O especialista militar chinês Song Zhongping foi citado pelo Global Times dizendo:

"A China não interferirá nos assuntos internos dos países africanos, mas ajudaremos as nações africanas na construção de capacidades militares defensivas, e também estamos dispostos a reforçar a colaboração com os países africanos no combate ao terrorismo e outras questões de segurança não tradicionais."

Segurança sustentável significa desenvolvimento económico

A luta contra os efeitos destrutivos do imperialismo pode parecer assustadora, especialmente quando vista apenas através da lente dos assuntos militares. Mas a influência crescente das principais instituições multipolares oferece um caminho a seguir importante, baseado no consenso e com força numérica.

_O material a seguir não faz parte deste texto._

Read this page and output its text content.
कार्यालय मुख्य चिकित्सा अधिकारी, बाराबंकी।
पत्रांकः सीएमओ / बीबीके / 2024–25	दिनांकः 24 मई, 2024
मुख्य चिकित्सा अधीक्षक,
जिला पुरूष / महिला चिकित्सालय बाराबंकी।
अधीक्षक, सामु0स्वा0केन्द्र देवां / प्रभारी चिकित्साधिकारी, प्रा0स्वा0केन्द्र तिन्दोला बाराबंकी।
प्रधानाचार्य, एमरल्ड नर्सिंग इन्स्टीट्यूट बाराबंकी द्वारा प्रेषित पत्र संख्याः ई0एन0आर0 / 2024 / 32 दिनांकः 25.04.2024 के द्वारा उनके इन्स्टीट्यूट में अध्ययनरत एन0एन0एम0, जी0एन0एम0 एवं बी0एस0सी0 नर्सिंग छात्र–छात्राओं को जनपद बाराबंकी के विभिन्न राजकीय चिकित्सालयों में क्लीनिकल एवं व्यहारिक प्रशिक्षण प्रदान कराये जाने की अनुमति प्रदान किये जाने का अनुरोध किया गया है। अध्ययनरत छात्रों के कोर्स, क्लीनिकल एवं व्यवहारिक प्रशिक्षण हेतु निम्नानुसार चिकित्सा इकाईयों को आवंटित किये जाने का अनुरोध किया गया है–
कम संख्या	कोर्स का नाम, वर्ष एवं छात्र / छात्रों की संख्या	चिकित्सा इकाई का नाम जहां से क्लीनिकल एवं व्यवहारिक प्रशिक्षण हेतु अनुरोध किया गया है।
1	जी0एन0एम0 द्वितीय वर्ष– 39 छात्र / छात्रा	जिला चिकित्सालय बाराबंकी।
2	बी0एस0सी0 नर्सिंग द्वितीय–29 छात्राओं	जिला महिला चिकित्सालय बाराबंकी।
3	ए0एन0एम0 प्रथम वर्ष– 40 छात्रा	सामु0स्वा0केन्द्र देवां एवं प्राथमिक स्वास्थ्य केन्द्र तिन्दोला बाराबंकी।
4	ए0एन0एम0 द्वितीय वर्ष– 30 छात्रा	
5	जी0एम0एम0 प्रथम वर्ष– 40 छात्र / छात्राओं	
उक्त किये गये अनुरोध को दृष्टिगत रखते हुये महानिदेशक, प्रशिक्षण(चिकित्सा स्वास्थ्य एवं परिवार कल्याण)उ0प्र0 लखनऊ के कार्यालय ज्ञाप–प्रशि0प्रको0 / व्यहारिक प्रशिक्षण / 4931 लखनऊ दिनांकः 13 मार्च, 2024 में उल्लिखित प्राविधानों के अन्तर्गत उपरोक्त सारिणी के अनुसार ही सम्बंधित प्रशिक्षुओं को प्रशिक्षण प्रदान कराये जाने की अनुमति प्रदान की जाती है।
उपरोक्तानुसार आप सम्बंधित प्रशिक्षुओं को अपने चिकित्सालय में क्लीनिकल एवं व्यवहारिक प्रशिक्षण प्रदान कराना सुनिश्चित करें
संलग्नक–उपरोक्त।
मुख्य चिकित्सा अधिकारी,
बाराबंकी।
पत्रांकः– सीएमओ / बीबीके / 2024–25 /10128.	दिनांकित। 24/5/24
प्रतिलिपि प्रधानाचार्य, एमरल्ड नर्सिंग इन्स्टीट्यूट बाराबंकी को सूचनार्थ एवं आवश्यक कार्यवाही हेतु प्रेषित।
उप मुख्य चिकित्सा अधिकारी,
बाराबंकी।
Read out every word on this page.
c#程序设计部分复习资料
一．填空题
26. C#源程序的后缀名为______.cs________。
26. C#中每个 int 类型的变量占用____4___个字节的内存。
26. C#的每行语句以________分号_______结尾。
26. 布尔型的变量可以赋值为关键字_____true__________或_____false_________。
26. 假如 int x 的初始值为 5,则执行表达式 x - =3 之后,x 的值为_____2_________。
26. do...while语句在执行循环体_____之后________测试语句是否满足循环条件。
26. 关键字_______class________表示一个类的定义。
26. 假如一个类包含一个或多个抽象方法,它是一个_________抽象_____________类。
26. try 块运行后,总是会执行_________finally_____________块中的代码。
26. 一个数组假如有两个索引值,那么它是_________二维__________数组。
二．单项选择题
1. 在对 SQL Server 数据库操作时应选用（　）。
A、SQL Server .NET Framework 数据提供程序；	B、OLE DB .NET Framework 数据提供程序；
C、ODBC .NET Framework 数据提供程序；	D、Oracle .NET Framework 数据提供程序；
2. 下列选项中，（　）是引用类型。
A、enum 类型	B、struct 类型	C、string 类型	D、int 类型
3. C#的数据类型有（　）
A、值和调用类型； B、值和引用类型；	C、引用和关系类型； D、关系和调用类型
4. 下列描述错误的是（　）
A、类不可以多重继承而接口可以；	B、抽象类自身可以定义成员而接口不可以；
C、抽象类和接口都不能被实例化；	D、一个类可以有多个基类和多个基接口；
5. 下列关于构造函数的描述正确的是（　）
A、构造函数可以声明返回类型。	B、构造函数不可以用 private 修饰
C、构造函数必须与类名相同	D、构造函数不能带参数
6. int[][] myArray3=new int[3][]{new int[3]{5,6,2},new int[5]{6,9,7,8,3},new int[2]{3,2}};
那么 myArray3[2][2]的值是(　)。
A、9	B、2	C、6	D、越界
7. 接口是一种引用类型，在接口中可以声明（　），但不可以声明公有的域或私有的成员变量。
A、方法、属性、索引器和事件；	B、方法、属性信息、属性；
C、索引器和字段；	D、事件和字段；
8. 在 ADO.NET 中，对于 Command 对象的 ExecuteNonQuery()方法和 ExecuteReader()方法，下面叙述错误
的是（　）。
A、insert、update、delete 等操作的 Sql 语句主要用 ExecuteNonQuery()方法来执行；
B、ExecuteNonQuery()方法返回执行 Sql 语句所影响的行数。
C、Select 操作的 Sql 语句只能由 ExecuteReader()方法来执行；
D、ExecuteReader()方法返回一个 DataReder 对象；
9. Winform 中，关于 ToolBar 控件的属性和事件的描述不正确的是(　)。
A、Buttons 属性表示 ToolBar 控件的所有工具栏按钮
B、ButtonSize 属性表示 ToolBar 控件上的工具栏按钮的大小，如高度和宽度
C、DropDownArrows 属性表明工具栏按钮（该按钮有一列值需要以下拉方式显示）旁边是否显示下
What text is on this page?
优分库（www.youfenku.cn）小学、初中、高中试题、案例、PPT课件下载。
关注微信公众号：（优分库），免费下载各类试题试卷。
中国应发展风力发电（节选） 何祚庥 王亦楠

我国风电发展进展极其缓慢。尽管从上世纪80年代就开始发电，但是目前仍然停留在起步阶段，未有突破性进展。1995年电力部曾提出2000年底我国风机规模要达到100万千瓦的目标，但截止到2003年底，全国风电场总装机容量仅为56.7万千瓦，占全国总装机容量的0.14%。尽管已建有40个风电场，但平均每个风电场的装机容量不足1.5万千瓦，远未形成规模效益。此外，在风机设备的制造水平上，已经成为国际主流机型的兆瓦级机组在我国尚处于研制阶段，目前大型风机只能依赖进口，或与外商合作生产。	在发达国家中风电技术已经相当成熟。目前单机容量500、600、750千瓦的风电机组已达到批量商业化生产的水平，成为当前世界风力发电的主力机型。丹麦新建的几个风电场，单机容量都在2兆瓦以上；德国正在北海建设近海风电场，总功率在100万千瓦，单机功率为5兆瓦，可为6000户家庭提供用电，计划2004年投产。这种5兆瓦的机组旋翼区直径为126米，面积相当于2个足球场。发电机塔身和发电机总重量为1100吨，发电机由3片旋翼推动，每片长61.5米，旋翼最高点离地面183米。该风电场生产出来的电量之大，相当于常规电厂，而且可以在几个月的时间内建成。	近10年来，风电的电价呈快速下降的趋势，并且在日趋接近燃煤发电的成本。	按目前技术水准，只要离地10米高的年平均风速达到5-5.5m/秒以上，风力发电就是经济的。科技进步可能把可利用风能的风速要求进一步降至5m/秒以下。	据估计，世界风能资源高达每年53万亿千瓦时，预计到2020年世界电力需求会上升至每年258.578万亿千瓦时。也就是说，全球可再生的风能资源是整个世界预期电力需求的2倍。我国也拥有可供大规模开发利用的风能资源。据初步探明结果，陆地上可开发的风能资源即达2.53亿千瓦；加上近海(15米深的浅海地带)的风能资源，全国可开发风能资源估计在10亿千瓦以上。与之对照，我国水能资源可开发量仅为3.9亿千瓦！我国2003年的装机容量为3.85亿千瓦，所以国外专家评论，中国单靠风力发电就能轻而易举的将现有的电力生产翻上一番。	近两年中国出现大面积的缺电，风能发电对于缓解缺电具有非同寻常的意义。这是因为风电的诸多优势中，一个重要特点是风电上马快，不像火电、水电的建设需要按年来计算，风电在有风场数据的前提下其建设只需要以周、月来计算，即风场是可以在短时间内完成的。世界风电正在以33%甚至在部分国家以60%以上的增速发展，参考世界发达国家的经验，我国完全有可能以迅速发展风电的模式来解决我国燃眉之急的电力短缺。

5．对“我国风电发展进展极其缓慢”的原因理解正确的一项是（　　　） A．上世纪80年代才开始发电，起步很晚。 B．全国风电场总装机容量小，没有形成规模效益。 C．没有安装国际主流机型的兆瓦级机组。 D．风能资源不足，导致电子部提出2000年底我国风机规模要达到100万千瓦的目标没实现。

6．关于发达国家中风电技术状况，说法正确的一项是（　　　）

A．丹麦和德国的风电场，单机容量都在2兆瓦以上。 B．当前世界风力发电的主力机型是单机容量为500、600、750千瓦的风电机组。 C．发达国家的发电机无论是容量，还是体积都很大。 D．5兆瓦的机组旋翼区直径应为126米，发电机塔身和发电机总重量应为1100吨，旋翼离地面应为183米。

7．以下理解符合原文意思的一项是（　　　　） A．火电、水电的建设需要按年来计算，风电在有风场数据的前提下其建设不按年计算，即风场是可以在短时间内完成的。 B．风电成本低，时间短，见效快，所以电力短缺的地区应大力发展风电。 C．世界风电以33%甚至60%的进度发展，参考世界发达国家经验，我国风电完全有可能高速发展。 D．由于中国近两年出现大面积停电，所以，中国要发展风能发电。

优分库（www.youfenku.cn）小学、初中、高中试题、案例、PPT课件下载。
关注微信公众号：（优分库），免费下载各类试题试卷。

O BRICS+ , por exemplo, garantiu a adição estratégica de novos membros . No mês passado, a organização cresceu de cinco para 11 membros , que hoje incluem três nações geoestratégicas africanas do Egipto, África do Sul e Etiópia, e grandes potências energéticas da Ásia Ocidental, Irão, Arábia Saudita e Emirados Árabes Unidos, com amplos interesses em toda a África.

Depois, há a Iniciativa de Segurança Global da China , revelada em Abril de 2022, que representa muito mais do que apenas uma doutrina de segurança não ocidental. Incorpora um paradigma fundamentalmente diferente, que na sua essência coloca uma ênfase primordial no desenvolvimento económico como a base para uma paz estratégica a longo prazo .

Pequim não só aprovou em palavras os objectivos da Agenda 2063 para África da União Africana, como também fez mais do que qualquer outro país na concretização desses objectivos ambiciosos que apelam à “unidade, autodeterminação, liberdade, progresso e prosperidade colectiva prosseguidos sob o Pan- Africanismo e Renascimento Africano”.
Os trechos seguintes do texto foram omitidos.